Bayesian induction of the behavior of the larva.
Making
decisions is a fundamental feature of animal behavior. Nevertheless, there
remains a large knowledge gap in linking neural architecture and behavioral
response. To bridge this gap, targeting individual neurons and having a simple
read-out of their activity is crucial, and Drosophila larvae are ideal
organisms for such an approach. My work is part of a larger project to explore
the relationship between neural network dynamics and decision making in
Drosophila larvae. I use Bayesian induction techniques and physical modeling to
understand this relationship.
By
combining video measurement experiments of larval behavior with advances in
modern optogenetics that allow the activation/inactivation of individual
neurons, a database of millions of larvae responding to the activation of
single neurons has been constructed. Although a machine learning approach that
projects larval videos into complex behavioral dictionaries has been developed,
some images remain ambiguous and the corresponding behavior is therefore poorly
detected. To improve behavior detection we describe the shape of the larva
using insights from solids mechanics. Using this physical model, we perform a
Bayesian induction to find parameters that describe the behavior of the larvae
in a more robust way.
Once the behaviors are properly detected and quantified, we want to detect all possible responses and modulations induced by the activation or inactivation of a neuron. We have written a simplified model that describes the dynamics and sequences of behaviors. With Bayesian inference I learn the parameters of my model and with a generative model and theses parameters I can recreate virtual larvae.

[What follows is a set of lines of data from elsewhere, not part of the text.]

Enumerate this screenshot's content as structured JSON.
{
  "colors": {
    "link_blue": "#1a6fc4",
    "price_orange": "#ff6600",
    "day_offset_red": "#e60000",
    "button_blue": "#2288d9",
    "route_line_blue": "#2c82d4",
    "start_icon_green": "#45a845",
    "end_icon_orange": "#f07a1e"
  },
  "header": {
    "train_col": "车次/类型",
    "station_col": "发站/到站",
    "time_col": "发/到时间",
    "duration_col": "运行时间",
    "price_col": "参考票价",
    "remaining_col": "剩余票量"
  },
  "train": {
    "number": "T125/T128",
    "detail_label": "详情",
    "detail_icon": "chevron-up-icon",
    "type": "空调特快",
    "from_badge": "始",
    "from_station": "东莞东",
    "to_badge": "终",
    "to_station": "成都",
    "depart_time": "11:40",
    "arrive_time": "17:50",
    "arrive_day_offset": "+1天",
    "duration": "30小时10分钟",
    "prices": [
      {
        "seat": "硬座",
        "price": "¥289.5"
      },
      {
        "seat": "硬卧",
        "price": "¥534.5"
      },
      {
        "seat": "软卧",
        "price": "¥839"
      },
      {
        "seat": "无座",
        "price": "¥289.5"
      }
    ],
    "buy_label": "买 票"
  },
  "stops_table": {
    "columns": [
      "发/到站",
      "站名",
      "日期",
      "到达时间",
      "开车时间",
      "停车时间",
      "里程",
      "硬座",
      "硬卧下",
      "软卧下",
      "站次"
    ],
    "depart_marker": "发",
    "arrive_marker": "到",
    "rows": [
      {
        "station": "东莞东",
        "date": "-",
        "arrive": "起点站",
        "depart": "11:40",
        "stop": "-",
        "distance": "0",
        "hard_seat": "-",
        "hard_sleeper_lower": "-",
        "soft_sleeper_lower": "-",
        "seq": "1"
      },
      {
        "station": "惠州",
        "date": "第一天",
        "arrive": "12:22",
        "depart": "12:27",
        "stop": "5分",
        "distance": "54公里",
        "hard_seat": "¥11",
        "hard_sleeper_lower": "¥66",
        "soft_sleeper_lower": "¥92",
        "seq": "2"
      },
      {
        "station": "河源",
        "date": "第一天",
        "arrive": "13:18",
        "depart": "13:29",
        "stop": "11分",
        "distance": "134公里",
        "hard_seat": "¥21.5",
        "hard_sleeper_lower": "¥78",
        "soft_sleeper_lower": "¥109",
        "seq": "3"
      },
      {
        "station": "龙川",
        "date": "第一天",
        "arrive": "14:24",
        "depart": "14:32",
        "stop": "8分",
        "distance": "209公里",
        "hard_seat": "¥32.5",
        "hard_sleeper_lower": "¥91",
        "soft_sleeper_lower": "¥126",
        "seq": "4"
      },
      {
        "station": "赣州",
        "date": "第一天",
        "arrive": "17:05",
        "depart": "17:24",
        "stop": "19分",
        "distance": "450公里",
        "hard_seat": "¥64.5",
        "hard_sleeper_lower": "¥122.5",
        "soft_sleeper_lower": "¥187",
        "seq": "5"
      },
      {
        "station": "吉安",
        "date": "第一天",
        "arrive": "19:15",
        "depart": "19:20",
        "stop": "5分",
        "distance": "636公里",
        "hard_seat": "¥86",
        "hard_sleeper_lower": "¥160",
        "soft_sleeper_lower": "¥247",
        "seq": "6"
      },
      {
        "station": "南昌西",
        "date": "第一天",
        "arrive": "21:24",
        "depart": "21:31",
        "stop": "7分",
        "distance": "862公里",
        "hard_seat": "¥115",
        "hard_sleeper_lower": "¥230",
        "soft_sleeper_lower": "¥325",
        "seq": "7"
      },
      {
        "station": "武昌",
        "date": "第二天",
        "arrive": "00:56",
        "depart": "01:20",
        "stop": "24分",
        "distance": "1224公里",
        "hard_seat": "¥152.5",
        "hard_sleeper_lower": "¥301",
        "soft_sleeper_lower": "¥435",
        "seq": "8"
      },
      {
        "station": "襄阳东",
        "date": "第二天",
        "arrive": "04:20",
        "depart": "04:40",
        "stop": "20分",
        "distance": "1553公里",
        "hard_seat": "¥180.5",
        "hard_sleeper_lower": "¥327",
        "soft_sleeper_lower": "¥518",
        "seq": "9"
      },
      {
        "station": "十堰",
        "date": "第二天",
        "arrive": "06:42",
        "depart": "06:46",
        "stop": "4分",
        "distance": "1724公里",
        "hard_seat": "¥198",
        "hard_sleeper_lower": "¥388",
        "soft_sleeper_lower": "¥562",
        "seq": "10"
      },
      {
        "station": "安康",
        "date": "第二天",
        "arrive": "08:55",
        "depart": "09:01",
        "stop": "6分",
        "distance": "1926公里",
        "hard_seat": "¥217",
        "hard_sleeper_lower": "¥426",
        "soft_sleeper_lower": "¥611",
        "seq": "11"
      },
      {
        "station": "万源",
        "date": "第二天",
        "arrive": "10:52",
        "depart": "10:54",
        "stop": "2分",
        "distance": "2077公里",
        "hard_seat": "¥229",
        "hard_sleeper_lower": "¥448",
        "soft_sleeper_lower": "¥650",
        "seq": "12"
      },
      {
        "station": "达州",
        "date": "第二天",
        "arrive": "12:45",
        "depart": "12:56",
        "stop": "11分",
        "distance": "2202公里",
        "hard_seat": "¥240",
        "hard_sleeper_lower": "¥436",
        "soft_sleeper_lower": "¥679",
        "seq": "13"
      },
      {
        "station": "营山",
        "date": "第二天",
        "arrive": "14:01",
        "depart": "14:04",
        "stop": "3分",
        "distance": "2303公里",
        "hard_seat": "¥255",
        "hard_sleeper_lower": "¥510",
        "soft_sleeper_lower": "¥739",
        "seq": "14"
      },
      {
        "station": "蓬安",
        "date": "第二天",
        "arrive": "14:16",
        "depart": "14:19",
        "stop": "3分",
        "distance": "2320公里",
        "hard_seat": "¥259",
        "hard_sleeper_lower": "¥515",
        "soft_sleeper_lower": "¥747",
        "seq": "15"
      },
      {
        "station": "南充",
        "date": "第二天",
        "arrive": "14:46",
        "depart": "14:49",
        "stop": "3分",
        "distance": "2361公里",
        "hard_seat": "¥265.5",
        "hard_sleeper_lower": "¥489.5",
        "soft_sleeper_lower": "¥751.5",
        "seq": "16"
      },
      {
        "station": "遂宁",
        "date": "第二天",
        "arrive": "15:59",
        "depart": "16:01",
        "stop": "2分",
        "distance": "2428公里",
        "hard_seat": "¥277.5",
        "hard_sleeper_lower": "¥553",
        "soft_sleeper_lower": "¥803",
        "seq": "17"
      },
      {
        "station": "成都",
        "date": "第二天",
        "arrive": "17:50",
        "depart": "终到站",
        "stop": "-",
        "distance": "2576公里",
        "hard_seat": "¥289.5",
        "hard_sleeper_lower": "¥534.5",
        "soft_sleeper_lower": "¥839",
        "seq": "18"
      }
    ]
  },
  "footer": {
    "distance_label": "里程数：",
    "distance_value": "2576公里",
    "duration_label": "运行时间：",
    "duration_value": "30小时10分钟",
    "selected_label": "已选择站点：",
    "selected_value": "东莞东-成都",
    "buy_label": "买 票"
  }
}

These virtual larvae made it possible to separate neural responses between those provoking simple and immediate actions from those generating complex behaviors. It is thus possible to group neurons in terms of response.
By combining the techniques of biologists with probabilistic analysis techniques (including Bayesian inference), we can identify behavioral changes due to the activation/inactivation of neurons and thus will allow us to infer causal relationships between neural activity and behavioral patterns, and uncover how behavior emerges from activity in the connectome.